Comment 17 Jan 2011-09-28 14:26:45 UTC
We're seeing the same bug in Apache POI 3.8.0 beta 3.  Is there anyone who is able to fix this?
Comment 18 rendangpei 2011-12-07 09:15:57 UTC
the same in 3.8 beta 4.
stack trace:

java.lang.ArrayIndexOutOfBoundsException: Illegal offset 8 (String data is of length 8)
at org.apache.poi.util.StingUtil.getFromUnicodeLE(StringUtil.java:70)
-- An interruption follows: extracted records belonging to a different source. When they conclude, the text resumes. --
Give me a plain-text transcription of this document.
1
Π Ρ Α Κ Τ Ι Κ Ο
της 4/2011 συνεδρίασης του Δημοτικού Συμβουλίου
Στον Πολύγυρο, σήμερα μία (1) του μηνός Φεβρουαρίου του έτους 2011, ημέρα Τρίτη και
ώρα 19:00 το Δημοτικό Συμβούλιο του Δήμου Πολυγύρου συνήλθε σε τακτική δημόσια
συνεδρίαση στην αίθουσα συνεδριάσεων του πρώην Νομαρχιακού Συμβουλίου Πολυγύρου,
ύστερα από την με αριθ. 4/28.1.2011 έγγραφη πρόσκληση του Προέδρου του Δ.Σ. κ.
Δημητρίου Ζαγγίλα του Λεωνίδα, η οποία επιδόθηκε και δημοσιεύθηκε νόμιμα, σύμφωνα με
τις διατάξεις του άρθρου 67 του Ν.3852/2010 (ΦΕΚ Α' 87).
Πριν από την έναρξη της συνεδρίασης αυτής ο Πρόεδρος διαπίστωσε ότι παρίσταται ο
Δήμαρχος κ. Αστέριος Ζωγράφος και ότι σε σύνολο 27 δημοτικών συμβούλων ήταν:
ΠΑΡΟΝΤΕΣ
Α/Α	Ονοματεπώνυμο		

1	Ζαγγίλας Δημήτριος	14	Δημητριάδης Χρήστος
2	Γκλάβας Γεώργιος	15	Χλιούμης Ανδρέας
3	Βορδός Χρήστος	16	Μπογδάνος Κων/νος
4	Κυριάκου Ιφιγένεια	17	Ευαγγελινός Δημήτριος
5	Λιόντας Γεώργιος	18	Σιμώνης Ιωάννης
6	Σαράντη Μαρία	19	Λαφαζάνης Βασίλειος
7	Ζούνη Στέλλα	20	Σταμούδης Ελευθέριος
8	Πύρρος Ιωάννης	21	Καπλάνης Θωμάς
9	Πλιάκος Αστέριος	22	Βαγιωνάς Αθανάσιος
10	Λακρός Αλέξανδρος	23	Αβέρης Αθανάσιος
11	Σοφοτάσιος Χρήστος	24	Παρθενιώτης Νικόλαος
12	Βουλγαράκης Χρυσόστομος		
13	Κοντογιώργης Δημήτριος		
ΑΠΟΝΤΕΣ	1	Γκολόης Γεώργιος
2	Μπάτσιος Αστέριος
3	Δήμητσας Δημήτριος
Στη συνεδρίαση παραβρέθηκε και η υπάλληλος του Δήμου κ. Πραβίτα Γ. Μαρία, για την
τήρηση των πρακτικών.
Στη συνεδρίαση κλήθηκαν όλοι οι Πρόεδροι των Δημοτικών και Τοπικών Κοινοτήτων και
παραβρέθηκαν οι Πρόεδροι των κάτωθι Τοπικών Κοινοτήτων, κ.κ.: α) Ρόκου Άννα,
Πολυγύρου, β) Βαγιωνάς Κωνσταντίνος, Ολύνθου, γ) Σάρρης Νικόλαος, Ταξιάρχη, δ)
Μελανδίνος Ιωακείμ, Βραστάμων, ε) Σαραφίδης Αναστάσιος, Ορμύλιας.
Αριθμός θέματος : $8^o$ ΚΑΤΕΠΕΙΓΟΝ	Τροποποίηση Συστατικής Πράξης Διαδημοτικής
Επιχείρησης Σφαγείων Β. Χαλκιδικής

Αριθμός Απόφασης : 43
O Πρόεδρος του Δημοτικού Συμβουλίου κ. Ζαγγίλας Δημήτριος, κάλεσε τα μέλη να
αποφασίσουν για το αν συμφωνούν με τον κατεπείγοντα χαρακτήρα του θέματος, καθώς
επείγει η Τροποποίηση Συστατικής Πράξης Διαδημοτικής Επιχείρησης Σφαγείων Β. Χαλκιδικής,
at org.apache.hdgf.chunks.Chunk.processCommands(Chunk.java:203)
...
Comment 19 Christian Czech 2012-06-21 09:52:05 UTC
the same bug with Apache POI 3.8-20120326

Exception in thread "main" java.lang.ArrayIndexOutOfBoundsException: 57
	at org.apache.poi.util.LittleEndian.getLong(LittleEndian.java:191)
	at org.apache.poi.util.LittleEndian.getDouble(LittleEndian.java:104)
	at org.apache.poi.hdgf.chunks.Chunk.processCommands(Chunk.java:175)
	at org.apache.poi.hdgf.chunks.ChunkFactory.createChunk(ChunkFactory.java:180)
	at org.apache.poi.hdgf.streams.ChunkStream.findChunks(ChunkStream.java:59)
	at org.apache.poi.hdgf.streams.PointerContainingStream.findChildren(PointerContainingStream.java:93)
	at org.apache.poi.hdgf.HDGFDiagram.<init>(HDGFDiagram.java:106)
	at org.apache.poi.hdgf.HDGFDiagram.<init>(HDGFDiagram.java:70)
	at VsdTextExtractor.<init>(VsdTextExtractor.java:56)
	at VsdTextExtractor.<init>(VsdTextExtractor.java:53)
	at VsdTextExtractor.<init>(VsdTextExtractor.java:66)
	at TestVsdTextExtractor.test(TestVsdTextExtractor.java:13)
	at TestVsdTextExtractor.main(TestVsdTextExtractor.java:6)
Comment 20 Mark 2012-08-28 15:22:28 UTC
Has there been any update on this.  In 3.8 I get the same error with some simple visio documents.
Comment 21 Dominik Stadler 2015-03-22 12:17:55 UTC
I tried all of the files provided here and all could be read successfully without any exception. Therefore I am closing this Bug now, if you still see this I think it would be best to report a new bug entry with a sample file and code to reproduce the problem, preferably as junit test.